Coronal holes are part of the Sun's corona and are constantly changing and reshaping because the corona is not uniform. Coronal holes are areas where the Sun's corona is darker, and colder, and has lower-density plasma than average because there is lower energy and gas levels. The sun contains magnetic fields that arch away from areas in the corona that are very thin due to the lower levels of energy and gas, which cause coronal holes to appear when they do not fall back. Thus, solar particles or solar wind escape and create a lower density and lower temperature in that area. The aurora borealis that is seen at the northern and southern poles are the result of solar wind entering the Earth’s atmosphere.
In the 1960s, the Sydney Chris Cross radio telescope took x-ray images, although it was unclear what they were. Some research also points out that coronal holes were first spotted in the early 1970s.

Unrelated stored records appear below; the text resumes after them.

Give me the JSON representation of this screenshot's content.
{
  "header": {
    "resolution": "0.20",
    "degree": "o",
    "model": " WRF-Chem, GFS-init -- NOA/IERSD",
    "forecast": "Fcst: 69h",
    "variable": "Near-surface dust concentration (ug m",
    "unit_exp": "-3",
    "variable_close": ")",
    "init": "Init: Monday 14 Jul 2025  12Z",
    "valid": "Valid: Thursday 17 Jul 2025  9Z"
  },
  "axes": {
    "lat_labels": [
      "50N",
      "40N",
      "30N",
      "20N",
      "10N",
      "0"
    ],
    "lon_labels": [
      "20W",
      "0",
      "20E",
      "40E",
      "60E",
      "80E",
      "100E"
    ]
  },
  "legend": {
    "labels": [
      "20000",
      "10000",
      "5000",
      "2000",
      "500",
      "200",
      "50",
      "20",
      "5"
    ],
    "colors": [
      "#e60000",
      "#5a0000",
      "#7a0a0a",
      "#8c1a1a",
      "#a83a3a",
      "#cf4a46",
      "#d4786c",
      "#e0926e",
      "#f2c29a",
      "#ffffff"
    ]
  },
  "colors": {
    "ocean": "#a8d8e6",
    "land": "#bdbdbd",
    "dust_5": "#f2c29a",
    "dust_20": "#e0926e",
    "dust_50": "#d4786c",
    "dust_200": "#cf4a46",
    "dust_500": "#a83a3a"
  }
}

These were found when X-ray telescopes in the Skylab mission were flown above the Earth's atmosphere to reveal the structure of the corona.
Their size and numbers vary based on the solar cycle. It is known that every 11 years coronal holes reach their maximum. During a solar maximum, the number of coronal holes actually decreases because the magnetic fields are about to reverse in the Sun’s core. New coronal holes appear at the opposite magnetic alignment. They appear and expand over the pole and continue to do so even when the sun moves to solar minimum again. Coronal holes are linked to unipolar concentrations of open magnetic field lines. During solar minimum, coronal holes are mainly found at the Sun's polar regions, but they can be located anywhere on the sun during solar maximum. There are permanent coronal holes on the north and south poles of the Sun, which is why even during solar minimum there are still coronal holes.

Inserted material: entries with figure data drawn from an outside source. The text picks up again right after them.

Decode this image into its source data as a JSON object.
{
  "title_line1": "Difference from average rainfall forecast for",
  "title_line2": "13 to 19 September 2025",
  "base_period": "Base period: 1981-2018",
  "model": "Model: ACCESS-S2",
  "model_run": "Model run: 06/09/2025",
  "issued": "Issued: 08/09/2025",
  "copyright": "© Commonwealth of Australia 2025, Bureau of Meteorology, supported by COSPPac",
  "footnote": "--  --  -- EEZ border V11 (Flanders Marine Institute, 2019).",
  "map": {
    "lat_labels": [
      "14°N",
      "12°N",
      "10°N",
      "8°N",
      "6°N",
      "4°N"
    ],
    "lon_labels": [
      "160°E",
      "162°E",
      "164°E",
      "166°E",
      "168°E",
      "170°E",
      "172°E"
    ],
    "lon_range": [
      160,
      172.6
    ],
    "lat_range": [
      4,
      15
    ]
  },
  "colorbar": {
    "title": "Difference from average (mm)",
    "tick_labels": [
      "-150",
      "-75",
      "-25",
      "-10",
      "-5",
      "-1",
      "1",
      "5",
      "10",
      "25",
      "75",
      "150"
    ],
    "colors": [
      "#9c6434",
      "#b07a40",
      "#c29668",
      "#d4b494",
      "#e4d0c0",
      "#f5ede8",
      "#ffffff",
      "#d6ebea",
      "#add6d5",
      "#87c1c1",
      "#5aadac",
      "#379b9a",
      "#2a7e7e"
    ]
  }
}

Coronal Holes and Solar Wind
Coronal holes generally discharge fast solar wind, which is solar material that the sun spews out into the solar system, that is about twice the speed that it normally is. The escaping solar wind is known to travel along open magnetic field lines that pass through coronal holes and do not connect back. Since coronal holes are regions in the sun’s corona that have much lower densities and temperatures than most of the corona, these regions are then very thin, which contribute to the escape of solar wind. Since these areas are so thin, particles within the chromosphere can easily break through as magnetic field lines and allow solar wind to escape, which is usually 10^9 kg of material and is made up of electrons and nuclei of hydrogen and helium as well as other particles such as ions and more massive atoms that include silicon, sulfur, calcium, chromium, nickel, iron, and argon.
On June 18, 2013, a large coronal hole was spotted in the Sun, spanning at least 400,000 miles across (almost half of the Sun's diameter).